Simultaneously, Kopia and GDA have worked together to breed a new hybrid variety of silkworm. The main purpose of the project is to boost the quality of cocoons by crossing Gumokjam, a Korean high yielding variety, with Golden Silk, which is a local variety with lower yields. The resulting silkworm, named ‘CK1.7.4,’ was able to yield 11.8 kilograms of white cocoon per each 10,000 silkworms, and thrives in the Cambodian climate.
KT: What have been other major achievements for your organisation in the last eight years in the Kingdom?
Dr Kim: We are also working on developing the production technology for potatoes, because this plant has never been grown in Cambodia. All the potatoes here are imported from overseas. As far as I’m concerned, more than 5,000 tonnes of potatoes are imported from overseas every year, mainly from Vietnam and China, but sometimes also from Australia and Japan.
We therefore would really like to develop the technology in Cambodia. We initiated a pilot programme in Pursat, Battambang and Mondulkiri provinces. The Royal University of Agriculture is developing the technology with farmers in Mondulkiri, and we are supporting them by training professors in Korea and by bringing Korean experts to the country.
We also developed a more efficient chicken farming technology and helped Cambodian farmers adopt it. The project has been running for over three years, and we have helped increased local farmers’ incomes. For the next two years, we will focus on supporting those farmers involved in the programme.
KT: How much money has Kopia invested to aid the government’s agricultural projects?
Dr Kim: Last year, it was more than $700,000. However, most projects will finish this year, so I am now designing new projects that will be eventually submitted to the Rural Development Administration of Korea for approval.

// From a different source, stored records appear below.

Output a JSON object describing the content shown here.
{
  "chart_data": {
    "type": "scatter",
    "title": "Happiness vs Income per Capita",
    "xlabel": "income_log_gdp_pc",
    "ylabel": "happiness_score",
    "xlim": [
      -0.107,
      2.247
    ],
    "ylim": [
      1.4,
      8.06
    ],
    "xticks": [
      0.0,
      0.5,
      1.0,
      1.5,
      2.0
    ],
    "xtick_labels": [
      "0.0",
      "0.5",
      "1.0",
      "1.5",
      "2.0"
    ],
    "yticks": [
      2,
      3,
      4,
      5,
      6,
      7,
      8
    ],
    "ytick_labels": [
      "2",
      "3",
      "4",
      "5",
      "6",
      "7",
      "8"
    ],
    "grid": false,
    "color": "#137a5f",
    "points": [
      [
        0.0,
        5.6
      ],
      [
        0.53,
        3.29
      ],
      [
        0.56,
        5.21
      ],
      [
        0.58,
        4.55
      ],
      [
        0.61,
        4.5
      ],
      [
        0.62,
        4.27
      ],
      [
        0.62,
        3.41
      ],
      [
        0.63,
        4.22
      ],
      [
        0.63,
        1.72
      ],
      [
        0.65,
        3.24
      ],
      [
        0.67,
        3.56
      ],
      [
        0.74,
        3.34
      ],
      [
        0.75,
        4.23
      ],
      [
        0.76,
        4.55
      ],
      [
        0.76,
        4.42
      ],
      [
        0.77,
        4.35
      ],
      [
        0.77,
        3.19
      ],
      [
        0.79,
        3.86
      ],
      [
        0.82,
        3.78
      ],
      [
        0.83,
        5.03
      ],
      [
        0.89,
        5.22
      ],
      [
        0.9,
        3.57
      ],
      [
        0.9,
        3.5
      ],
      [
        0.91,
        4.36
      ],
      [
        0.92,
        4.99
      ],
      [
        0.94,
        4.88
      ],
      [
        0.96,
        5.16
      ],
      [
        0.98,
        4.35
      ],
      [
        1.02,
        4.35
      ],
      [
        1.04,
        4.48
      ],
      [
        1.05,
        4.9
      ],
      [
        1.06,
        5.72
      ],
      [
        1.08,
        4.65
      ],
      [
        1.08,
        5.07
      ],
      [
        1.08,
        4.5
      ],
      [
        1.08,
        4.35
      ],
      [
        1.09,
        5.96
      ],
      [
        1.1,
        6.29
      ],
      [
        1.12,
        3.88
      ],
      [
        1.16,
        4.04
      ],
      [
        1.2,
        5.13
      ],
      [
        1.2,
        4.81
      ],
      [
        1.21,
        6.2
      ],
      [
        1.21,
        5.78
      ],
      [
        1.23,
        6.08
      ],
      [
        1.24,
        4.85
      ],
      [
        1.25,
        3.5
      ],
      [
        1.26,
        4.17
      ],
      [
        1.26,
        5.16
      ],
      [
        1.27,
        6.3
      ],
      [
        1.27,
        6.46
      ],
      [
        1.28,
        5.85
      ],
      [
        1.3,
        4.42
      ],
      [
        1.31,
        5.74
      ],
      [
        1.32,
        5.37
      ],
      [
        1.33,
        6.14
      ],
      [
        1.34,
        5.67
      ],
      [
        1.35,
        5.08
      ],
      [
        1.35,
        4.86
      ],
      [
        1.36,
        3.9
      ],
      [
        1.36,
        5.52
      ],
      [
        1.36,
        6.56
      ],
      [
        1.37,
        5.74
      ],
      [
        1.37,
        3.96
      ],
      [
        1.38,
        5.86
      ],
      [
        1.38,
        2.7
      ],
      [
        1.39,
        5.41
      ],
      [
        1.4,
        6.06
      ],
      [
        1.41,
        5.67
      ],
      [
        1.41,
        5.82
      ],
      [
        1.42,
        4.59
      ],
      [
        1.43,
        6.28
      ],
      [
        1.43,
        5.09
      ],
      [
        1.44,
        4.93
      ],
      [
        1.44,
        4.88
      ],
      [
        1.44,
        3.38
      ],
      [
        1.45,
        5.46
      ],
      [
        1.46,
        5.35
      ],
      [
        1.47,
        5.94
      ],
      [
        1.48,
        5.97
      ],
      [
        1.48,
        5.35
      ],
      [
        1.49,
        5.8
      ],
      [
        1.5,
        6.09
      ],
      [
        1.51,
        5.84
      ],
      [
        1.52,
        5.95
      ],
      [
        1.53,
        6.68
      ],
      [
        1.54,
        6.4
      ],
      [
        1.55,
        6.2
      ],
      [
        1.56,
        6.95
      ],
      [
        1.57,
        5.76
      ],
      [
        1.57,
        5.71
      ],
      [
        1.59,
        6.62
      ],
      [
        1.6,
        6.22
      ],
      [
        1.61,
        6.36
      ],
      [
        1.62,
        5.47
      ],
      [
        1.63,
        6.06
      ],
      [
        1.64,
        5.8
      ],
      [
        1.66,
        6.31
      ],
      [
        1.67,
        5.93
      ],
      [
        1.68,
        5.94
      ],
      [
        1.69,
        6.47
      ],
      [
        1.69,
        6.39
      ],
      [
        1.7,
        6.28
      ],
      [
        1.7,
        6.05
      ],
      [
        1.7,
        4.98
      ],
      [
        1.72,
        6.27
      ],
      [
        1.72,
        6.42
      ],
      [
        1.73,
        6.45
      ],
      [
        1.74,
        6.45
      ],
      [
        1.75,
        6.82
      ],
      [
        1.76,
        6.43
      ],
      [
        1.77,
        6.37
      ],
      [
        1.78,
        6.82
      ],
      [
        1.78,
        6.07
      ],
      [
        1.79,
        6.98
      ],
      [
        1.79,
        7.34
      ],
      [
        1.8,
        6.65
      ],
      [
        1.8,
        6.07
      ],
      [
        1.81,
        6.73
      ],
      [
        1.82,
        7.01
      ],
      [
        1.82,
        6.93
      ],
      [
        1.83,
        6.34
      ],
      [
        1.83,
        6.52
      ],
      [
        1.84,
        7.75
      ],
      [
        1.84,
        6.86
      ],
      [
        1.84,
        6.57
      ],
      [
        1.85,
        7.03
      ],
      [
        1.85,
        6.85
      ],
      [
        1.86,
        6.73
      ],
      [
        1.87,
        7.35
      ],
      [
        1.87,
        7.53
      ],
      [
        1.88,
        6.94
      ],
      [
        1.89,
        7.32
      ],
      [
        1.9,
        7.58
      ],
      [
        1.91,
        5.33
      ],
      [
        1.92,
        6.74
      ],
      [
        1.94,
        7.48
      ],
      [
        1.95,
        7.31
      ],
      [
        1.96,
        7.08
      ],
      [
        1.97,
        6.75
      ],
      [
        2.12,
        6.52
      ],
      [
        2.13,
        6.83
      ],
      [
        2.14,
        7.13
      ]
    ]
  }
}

For these new projects, I am working in close cooperation with government officials and researchers. A priority area will be investing in technology that can raise farmers’ incomes and improve crops. As you may know, after rice is harvested, most fields are left idle, without any crops planted. We would like to develop a mechanism to solve this issue, which entails figuring out the right crops for local soil and climate conditions. I am now on talks with the Cambodian Agricultural Research and Development Institute (Cardi) to use mung beans for this project.
Next year, we would also like to help GDA register the new hybrid corn variety. Before this happens, however, we will need to test some more the new variety, including its adoptability to the Cambodian environment. We would like to support these tests.
KT: How will the local agriculture sector develop in years to come? What are the challenges and opportunities?
Dr Kim: First of all, Cambodia has great access to all sorts of advanced technology from around the world due to its great location in the heart of Asean. This will prove invaluable as Cambodians build the infrastructure they need to sustain the sector.
To continue on the path of rapid development, Cambodia needs very strong leadership. As other sectors, particularly industry and services, expand, growth in more traditional industries like agriculture will slow down, and we need to prepare for this. We need to acquire the technology that will help us overcome difficulties and boost the sector. We need to build the skills of the young generations that will join the labour market in the near future, as well as those of the leaders and government officials that are drafting the strategies that will guide the development of the sector. To do all this right, we need to look in the direction of more developed economies like Korea.